Do you think multiprocessing can help you seriously ?
Can you benefit from multiple cpu ?
did you try to enhance your code with numpy ?
Olivier
(installed a backported multiprocessing on his 2.5.1 Python, but need
installation of Xcode first)
Multithreading / multiprocessing can help me with my problem. As you
know, database reading is typically I/O bound so it helps to put it in
a separate thread. I might not even notice the GIL if I used SQL
access in the first place. As it is, DBFPY is pretty CPU intensive
since it's a pure Python DBF implementation.
To continue: the second major stage (summary calculations) is
completely CPU bound. Using numpy might or might not help with it.
Those are simple calculations, mostly additions. I try not to put the
entire database in arrays to save memory and so I mostly just add
counters where I can. Soe functions simply require arrays, but they
are more rare, so I guess I'm safe with that.
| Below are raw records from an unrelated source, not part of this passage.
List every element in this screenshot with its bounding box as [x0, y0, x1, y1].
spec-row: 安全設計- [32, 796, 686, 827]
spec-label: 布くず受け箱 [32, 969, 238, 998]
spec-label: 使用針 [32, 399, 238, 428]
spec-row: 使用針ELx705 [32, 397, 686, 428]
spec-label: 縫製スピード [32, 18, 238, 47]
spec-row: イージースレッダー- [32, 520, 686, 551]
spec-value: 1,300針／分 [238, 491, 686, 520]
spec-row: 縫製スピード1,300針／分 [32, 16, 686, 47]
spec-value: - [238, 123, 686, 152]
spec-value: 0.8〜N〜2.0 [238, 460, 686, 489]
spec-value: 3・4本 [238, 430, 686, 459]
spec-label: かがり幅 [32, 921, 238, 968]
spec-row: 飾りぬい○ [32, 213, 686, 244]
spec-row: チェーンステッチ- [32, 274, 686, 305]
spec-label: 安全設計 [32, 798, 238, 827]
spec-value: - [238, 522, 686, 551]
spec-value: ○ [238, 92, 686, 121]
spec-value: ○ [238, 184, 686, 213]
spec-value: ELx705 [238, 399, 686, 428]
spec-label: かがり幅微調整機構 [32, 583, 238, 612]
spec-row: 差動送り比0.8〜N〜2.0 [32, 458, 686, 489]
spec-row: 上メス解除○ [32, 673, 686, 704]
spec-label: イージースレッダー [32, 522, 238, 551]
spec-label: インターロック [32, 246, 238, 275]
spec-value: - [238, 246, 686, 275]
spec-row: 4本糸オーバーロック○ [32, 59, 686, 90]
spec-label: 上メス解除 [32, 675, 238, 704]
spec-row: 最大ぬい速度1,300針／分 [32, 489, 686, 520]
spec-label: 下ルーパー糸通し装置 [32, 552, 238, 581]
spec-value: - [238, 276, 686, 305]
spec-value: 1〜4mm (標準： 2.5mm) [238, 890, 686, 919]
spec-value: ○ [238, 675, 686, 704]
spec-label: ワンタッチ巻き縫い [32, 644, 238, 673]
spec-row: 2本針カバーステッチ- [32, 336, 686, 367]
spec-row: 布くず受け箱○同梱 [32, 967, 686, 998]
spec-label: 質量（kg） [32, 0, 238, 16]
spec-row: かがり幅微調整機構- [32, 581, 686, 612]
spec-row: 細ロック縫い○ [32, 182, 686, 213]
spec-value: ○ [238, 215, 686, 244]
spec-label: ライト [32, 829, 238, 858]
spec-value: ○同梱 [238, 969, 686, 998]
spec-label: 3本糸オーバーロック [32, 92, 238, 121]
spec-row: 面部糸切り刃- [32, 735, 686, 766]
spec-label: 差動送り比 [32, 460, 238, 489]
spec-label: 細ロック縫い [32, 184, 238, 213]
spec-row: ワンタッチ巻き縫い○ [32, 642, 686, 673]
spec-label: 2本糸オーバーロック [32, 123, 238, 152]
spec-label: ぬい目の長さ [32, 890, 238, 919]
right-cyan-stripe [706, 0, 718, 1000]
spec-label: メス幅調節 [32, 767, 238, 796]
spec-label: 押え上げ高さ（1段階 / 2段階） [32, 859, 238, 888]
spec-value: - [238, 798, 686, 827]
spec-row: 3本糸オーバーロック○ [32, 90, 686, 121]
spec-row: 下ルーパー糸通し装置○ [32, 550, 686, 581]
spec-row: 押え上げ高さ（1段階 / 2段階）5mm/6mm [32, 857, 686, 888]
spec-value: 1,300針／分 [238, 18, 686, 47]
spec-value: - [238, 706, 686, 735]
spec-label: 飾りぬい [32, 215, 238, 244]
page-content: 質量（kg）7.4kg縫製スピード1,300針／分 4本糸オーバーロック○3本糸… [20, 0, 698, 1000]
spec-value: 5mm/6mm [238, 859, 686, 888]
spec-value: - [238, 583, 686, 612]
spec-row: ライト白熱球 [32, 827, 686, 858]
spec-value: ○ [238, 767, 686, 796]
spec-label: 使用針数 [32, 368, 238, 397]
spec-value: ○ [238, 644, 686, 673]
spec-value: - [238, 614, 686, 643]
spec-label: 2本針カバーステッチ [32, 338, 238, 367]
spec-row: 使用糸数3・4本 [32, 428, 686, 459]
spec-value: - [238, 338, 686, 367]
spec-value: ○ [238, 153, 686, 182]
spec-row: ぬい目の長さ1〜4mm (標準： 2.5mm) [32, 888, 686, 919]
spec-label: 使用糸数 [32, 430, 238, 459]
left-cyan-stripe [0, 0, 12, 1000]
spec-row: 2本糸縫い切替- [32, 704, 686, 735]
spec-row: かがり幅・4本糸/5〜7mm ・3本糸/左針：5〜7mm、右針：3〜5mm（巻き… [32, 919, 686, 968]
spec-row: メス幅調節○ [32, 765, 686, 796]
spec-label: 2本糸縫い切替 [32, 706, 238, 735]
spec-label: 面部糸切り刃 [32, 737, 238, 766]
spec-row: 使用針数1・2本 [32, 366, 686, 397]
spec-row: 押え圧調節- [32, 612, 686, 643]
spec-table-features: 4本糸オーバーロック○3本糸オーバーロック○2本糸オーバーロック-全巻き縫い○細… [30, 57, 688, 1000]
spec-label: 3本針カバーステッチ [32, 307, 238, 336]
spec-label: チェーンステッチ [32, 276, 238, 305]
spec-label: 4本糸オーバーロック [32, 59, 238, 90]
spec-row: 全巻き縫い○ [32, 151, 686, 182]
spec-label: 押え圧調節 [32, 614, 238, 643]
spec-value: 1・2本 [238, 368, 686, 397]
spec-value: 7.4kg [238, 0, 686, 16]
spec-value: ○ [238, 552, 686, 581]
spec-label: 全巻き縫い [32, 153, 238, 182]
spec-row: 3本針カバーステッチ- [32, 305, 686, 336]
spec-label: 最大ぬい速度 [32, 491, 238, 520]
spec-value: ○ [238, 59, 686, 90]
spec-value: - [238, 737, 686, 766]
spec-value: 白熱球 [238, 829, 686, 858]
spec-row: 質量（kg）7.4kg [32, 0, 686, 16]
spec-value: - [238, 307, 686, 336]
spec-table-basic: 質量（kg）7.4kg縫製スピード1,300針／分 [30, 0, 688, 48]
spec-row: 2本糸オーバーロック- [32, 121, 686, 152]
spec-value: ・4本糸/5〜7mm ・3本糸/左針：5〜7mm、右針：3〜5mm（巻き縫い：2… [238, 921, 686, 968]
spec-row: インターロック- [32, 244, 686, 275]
You wouldn't believe how
complex some reports can be. Threading + memory saving is a must and
even so, I'll probably have to implement some sort of serialization
later on, so that the stuff can run on more memory constrained
devices.
The third major stage, rendering engine, is again mostly CPU bound,
but at the same time it's I/O bound as well when outputting the
result.
All three major parts are more or less independent from each other and
can run simultaneously, just with a bit of a delay. I can perform
calculations while waiting for the next record and I can also start
rendering immediately after I have all the data for the first group
available.
I may use multiprocessing, but I believe it introduces more
communication overhead than threads and am so reluctant to go there.
Threads were perfect, other stuff wasn't. To make things worse, no
particular extension / fork / branch helps me here. So if I wanted to
just do the stuff in Python, I'd have to move to Jthon or IronPython
and hope cPython eventually improves in this area. I do actually need
cPython since the other two aren't supported on all platforms my
company intends to support.
The main issue I currently have with GIL is that execution time is
worse when I use threading. Had it been the same, I wouldn't worry too
much about it. Waiting for a permenent solution would be much easier
then...